Did you know that native Canadian oak trees provide habitat for the caterpillars of over 500 different butterfly species, while non-native trees, like Norway Maple, can support only a handful?
“At ALUS, we invest in biodiversity. We create diverse habitats that support a wide variety of plants and wildlife, including pollinators,” said ALUS Elgin Program Coordinator, Alyssa Cousineau.
There’s no comparison: Native plants are far and away the best species to use in ALUS habitat projects. And the best thing is: it’s easy to collect mature seeds from many native plants, such as brown-eyed Susan, butterfly milkweed and Indian grass, and multiply these beauties for free.

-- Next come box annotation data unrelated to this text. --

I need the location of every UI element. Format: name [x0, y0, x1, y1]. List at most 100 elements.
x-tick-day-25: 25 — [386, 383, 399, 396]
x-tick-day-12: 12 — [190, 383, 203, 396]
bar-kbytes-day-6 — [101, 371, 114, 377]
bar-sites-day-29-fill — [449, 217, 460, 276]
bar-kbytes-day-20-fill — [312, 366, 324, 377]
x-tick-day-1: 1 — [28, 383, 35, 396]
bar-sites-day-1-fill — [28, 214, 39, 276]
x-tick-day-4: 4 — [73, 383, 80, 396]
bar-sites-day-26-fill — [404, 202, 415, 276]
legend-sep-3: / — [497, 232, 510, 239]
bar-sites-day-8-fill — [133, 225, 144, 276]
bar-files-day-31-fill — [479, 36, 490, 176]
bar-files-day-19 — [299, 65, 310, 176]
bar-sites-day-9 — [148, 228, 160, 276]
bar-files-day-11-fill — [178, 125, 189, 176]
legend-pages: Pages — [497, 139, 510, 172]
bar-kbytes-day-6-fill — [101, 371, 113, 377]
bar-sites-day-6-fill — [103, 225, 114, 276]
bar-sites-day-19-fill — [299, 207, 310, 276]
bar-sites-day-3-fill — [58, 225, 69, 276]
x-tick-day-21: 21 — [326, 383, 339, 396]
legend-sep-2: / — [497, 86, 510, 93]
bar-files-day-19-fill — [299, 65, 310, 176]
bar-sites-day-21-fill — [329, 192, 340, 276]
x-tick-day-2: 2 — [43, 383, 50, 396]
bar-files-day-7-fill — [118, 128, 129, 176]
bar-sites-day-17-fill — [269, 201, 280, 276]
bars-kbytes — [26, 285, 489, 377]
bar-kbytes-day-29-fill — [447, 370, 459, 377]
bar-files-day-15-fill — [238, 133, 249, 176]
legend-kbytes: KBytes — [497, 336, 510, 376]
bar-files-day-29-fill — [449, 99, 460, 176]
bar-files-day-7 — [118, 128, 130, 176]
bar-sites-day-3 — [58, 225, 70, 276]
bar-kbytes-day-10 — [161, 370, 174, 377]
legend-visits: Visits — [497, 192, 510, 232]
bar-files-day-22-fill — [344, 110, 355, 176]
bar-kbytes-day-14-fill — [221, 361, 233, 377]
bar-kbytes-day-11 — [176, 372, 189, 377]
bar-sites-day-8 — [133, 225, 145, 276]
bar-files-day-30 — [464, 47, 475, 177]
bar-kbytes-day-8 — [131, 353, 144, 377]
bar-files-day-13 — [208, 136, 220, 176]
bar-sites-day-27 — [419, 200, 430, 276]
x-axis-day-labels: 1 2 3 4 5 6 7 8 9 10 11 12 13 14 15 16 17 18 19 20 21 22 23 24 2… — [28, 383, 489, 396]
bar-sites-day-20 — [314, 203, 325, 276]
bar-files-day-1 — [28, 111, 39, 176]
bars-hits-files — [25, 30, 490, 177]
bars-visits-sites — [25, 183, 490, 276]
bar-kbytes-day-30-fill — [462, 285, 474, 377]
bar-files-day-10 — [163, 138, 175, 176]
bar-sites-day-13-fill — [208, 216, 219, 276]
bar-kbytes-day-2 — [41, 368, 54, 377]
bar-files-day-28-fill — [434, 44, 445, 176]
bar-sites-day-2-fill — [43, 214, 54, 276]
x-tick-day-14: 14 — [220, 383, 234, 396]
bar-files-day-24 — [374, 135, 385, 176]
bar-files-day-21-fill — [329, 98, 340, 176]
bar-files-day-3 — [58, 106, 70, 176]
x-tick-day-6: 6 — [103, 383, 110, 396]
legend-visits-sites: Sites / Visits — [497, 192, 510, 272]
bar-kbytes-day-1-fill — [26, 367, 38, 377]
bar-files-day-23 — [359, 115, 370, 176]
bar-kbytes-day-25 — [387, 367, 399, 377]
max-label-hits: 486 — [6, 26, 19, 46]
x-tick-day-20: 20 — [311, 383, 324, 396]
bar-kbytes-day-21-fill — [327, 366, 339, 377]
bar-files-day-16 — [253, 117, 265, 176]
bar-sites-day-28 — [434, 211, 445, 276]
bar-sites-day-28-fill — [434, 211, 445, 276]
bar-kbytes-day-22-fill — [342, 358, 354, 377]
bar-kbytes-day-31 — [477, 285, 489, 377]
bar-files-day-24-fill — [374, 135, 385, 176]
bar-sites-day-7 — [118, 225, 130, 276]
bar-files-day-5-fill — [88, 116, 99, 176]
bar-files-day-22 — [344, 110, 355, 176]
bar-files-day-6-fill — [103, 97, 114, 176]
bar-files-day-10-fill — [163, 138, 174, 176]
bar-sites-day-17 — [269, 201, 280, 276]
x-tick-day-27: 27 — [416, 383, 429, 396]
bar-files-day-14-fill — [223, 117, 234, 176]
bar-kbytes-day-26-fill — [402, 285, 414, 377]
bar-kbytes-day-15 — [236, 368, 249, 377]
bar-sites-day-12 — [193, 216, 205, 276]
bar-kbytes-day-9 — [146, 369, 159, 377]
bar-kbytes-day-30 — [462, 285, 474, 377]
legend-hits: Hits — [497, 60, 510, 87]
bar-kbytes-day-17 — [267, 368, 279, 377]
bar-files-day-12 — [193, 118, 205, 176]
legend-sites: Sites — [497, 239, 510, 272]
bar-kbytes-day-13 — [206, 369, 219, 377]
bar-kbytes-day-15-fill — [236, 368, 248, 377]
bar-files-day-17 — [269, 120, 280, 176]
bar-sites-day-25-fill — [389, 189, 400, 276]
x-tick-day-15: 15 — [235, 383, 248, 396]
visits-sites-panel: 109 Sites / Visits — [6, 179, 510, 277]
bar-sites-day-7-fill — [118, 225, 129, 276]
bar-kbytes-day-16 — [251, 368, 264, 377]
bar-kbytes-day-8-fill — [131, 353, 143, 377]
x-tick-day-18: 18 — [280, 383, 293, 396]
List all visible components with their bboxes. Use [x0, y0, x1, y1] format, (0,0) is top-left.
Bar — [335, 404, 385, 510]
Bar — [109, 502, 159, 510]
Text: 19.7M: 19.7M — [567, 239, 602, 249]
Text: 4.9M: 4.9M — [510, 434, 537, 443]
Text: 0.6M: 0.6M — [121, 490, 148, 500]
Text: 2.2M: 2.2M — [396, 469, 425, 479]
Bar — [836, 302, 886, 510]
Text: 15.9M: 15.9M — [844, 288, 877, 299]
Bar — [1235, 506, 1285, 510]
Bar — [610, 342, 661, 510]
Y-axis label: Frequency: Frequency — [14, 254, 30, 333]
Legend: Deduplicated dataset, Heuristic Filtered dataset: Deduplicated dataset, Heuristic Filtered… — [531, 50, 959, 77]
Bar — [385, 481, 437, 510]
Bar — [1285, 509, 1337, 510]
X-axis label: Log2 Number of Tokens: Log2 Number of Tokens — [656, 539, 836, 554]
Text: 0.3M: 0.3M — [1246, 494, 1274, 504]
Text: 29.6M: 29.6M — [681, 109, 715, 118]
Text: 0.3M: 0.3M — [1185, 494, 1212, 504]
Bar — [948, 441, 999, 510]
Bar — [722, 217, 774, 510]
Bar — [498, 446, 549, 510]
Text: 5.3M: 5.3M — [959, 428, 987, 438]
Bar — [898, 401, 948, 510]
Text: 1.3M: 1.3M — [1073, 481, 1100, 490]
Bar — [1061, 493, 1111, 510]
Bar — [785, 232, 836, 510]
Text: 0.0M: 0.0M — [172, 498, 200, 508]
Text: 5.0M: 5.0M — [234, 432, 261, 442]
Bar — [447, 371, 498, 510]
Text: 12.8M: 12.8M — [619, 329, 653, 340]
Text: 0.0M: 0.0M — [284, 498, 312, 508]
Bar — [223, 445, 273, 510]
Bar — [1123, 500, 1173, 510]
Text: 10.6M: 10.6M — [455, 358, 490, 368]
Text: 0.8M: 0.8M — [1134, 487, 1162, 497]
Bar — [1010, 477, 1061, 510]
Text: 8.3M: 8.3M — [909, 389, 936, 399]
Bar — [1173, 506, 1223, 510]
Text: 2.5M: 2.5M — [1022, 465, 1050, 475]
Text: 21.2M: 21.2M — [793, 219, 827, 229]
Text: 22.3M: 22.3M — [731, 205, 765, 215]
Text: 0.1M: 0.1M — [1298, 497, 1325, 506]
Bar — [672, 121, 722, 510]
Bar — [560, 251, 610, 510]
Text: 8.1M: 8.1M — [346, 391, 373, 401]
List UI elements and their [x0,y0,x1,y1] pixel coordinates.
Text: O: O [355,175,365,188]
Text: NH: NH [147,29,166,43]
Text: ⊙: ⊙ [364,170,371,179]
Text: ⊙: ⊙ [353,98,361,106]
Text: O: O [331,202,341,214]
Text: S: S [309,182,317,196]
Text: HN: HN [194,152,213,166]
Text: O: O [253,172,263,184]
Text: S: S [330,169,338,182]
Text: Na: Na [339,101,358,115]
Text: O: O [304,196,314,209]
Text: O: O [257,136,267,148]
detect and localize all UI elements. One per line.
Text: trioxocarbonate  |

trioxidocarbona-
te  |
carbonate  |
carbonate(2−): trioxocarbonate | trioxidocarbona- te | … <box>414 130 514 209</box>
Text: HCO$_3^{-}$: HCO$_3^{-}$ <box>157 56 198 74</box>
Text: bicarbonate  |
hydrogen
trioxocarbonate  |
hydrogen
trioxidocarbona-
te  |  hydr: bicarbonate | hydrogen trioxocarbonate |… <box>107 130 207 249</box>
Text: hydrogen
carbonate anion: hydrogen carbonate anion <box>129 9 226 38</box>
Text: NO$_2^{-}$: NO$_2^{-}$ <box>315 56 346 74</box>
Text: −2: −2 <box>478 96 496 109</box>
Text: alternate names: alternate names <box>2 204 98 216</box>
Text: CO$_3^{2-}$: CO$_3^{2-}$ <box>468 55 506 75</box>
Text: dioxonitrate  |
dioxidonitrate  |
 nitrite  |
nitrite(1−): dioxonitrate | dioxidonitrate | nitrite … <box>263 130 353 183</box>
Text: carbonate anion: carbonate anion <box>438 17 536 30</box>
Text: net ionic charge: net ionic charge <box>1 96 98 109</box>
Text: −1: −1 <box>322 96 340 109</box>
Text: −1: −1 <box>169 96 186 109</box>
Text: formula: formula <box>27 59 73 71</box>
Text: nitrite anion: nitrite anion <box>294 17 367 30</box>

Two ALUS communities in Ontario are showing the next generation how to do just that.
On a sunny day last August, ALUS Norfolk gathered summer students from the Norfolk Environmental Stewardship Team, as well as Norfolk PAC members and participants, to collect native wildflower seed in their community.
They learned about seed collection from Leanne Gauthier-Helmer, a local naturalist, and then harvested the seed of different plant species grown on nearby ALUS projects.
They found ripe seed of brown-eyed Susan and showy tick trefoil at Bonnieheath Estate Lavender and Winery, where ALUS Norfolk participants Steve and Anita Buehner maintain more than 12 acres of diverse native tallgrass prairie, in addition to several other ALUS projects.
The group collected milkweed seed from another beautiful tallgrass prairie ALUS project nearby, located at Colourful Gardens Ltd, a horticultural greenhouse operation owned by ALUS participants Clen and Angelle Van Kleef. Angelle was on hand to help the students identify butterfly milkweed and common milkweed seed pods and collect them.
On a brisk November day a few months later, ALUS Elgin hosted their own native seed collection workshop for 28 students from the East Elgin Environmental Leadership program.
First, Cousineau explained how ALUS uses native plants for its habitat projects, then a renowned local naturalist, Mary Gartshore, instructed the students on seed collection and processing. Class dismissed, they all headed out to an ALUS project for hands-on experience collecting wild seed.
ALUS participant Stephen Hotchkiss welcomed the group to his 300-acre farm, where 40 acres have been converted to various types of ALUS projects. The students roamed a one-acre pollinator habitat project, carefully collecting seed from a range of native prairie and wildflower plants, such as big bluestem grass, Indian grass, brown-eyed Susan, hoary vervain and mikweed.
The seed collected during these student workshops will be used by ALUS Elgin and ALUS Norfolk to maintain species diversity throughout their ALUS projects.
“Native plants provide almost everything wildlife needs—good-quality food, forage, nesting, bedding and shelter,” said Cousineau. By collecting and planting native species in our restoration projects, ALUS is helping to establish more diverse ecosystems.”
And by teaching the next generation how to play a role, ALUS is quite literally sowing the seeds of conservation in Canadian communities.